The touchdown helped the Patriots capitalize on good field position that was created when running back Brandon Bolden forced a fumble on a Charles Jameskickoff return that was recovered by safety Duron Harmon at Houston's 22-yard line.

A false start penalty on right tackle Marcus Cannon pushed the Patriots back to the 27, and that's when Brissett took off. He tucked the ball quickly after the snap and could have gone out of bounds near the end of the run but instead lowered his shoulder and powered his way into the end zone.

Brissett's touchdown cost one Las Vegas sportsbook a decent sum.

The QB was offered at 30-1 to score the game's first touchdown at MGM's sportsbooks. Jay Rood, MGM vice president of race and sports, told ESPN that his shop took enough bets on Brissett to cause a five-figure loss.

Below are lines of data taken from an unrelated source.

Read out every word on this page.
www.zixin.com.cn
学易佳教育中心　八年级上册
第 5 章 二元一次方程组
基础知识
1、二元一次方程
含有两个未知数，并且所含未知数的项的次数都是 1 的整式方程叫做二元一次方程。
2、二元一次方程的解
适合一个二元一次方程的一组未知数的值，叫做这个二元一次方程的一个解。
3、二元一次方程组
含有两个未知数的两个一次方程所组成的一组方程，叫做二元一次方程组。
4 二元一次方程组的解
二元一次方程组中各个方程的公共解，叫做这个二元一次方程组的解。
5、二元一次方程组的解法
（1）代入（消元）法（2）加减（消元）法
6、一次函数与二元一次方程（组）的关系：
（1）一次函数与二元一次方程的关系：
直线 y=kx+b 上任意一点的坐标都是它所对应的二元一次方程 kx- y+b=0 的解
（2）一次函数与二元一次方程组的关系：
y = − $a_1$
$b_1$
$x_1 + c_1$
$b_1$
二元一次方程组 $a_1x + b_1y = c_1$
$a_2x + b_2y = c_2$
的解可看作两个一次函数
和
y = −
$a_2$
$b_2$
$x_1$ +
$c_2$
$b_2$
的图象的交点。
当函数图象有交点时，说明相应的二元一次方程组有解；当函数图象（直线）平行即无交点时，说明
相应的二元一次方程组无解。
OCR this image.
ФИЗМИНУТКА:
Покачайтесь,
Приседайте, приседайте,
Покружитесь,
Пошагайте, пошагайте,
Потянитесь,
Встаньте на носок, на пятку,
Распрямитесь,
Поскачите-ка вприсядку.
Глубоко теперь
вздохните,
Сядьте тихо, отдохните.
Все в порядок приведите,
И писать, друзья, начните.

"Let's just say we were not rooting for that," Rood said.

The Patriots opened as a 2.5-point underdog earlier in the week at some books. The line moved in New England's favor leading up to kickoff and ended up closing at Patriots minus-1 at the MGM and pick 'em at other sportsbooks.

Despite the line movement toward the Patriots, the majority of the money bet was on the visiting Texans.

At William Hill's Nevada sportsbook, 61 percent of the money bet on the game was on the Texans. Sportsbook operator CG Technology and MGM reported similar action on Houston.

"If Pats hold on, all is good," Rood said before the game went final.

ESPN staff writer David Purdum contributed to this report.